Le citoyen est le membre d'une communauté politique organisée : l’homme est passé si près de l’extinction que la valeur de la vie a été considérée comme le pilier autour duquel les lois ont été réécrites. Le citoyen jouit de droits civils et politiques, mais également de devoirs civiques et d’obligations légales. Le respect de la loi est une condition nécessaire pour vivre dans une société qui se bat encore aujourd’hui pour assurer sa pérennité. Contrairement à un esclave, déchu de tous ses droits, le citoyen peut suivre des études, exercer librement un métier pour lequel il est directement rémunéré, et ainsi s’intégrer dans la vie de Port-Émeraude – ou non : on y trouve aussi des escrocs et des voleurs qui échappent aux autorités.

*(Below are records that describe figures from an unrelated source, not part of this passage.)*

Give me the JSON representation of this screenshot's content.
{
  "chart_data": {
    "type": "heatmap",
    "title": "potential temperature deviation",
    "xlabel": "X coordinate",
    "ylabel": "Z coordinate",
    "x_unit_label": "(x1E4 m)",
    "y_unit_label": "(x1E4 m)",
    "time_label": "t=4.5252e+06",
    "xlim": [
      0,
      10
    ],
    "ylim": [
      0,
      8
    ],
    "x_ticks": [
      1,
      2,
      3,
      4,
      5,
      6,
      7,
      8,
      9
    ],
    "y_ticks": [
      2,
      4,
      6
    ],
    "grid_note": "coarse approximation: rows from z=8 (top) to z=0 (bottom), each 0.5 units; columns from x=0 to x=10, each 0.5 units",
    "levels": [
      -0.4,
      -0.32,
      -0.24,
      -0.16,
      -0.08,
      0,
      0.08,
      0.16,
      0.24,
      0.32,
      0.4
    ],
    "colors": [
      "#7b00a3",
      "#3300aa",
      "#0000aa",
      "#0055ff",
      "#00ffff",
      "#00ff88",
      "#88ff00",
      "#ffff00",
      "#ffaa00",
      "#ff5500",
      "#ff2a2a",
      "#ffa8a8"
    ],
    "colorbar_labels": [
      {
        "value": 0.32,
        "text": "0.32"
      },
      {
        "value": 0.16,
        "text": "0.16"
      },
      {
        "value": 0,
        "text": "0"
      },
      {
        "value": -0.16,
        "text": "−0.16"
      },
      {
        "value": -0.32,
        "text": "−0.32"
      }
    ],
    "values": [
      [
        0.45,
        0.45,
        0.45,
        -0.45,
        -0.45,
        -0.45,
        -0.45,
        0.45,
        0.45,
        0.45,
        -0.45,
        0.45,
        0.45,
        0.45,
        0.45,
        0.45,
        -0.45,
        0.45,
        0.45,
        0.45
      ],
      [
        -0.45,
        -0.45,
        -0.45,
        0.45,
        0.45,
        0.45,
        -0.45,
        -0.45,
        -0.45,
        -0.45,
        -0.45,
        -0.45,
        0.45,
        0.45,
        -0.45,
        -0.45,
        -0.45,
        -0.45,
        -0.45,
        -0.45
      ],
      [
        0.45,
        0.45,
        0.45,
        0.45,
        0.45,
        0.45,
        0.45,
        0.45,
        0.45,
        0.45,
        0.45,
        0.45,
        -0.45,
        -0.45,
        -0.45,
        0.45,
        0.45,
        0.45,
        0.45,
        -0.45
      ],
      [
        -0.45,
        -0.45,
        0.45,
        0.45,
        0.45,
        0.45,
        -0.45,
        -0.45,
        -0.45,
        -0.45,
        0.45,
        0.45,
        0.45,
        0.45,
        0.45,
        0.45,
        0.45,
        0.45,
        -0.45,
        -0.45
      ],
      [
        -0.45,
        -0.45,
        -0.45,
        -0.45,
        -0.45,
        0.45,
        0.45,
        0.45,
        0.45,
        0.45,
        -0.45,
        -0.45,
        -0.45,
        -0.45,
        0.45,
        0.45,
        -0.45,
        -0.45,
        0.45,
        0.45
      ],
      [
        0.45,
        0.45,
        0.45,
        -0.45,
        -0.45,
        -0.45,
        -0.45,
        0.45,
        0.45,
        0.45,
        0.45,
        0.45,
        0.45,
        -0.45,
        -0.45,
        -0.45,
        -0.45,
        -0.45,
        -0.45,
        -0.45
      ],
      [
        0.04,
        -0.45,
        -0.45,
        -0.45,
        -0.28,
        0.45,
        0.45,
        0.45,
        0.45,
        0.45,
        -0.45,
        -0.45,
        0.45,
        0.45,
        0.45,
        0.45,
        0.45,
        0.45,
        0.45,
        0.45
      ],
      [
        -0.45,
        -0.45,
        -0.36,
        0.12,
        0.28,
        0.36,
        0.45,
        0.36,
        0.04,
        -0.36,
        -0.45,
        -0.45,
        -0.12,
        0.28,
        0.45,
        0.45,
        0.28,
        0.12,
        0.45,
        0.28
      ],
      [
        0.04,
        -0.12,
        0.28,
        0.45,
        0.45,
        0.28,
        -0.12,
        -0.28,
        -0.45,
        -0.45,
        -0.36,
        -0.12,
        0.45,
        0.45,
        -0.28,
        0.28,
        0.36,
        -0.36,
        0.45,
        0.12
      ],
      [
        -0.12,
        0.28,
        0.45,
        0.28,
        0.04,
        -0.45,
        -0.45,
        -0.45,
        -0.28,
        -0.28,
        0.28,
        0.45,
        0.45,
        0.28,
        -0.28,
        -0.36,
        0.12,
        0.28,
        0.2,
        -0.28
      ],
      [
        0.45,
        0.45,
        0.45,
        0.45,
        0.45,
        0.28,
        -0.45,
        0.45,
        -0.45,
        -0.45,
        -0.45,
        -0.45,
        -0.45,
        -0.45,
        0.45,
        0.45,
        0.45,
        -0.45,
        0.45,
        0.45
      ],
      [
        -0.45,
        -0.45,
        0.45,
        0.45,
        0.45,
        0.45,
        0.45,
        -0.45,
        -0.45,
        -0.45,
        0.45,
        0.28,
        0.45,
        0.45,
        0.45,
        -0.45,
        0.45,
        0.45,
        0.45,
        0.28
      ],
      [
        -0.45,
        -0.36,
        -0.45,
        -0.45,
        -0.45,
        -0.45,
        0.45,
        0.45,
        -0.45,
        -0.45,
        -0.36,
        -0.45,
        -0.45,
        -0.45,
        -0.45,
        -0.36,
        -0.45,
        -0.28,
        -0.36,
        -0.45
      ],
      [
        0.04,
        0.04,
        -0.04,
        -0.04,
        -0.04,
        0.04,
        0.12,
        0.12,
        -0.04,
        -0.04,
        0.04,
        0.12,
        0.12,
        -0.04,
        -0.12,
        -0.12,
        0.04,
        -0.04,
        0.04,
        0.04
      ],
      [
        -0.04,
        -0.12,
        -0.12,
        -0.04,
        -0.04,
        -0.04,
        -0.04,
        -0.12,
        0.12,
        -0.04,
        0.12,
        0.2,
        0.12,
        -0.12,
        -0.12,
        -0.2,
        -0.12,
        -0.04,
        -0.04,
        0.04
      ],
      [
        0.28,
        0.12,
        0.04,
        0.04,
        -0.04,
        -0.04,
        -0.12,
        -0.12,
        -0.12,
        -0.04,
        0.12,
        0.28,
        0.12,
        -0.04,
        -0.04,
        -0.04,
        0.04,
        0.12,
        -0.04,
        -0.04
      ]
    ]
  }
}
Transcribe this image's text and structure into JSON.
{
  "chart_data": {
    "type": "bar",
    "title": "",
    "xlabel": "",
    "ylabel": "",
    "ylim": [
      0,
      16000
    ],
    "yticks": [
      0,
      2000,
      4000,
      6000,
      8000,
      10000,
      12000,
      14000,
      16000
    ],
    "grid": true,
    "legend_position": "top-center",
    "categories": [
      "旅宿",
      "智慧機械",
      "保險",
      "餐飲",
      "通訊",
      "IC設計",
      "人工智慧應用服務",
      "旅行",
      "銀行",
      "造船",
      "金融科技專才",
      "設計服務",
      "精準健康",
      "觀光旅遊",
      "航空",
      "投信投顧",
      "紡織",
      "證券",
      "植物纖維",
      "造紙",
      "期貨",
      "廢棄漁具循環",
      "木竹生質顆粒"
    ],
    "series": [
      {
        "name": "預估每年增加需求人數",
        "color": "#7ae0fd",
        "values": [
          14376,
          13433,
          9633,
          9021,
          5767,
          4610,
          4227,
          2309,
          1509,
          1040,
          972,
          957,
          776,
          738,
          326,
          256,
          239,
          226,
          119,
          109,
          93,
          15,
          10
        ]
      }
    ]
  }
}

La catégorie socio-professionnelle du citoyen va déterminer ses revenus ainsi que son quartier d’habitation. Le maillage territorial de Port-Émeraude s'est essentiellement fait en fonction de la géographie : les lieux attrayants, le centre-ville, ou les enclaves de résidences sécurisées proches du littoral, ont des prix d’achat ou des loyers élevés que seules les classes les plus aisées peuvent se permettre. Les citoyens aux revenus médians, ou les artisans, qui constituent une bonne partie de la population de Port-Émeraude, habitent près du centre-ville et dans les quartiers tout autour des remparts, tandis que les plus modestes doivent se contenter des zones périphériques, souvent prises entre les quartiers résidentiels et les ghettos qui bordent la forêt des Ondes.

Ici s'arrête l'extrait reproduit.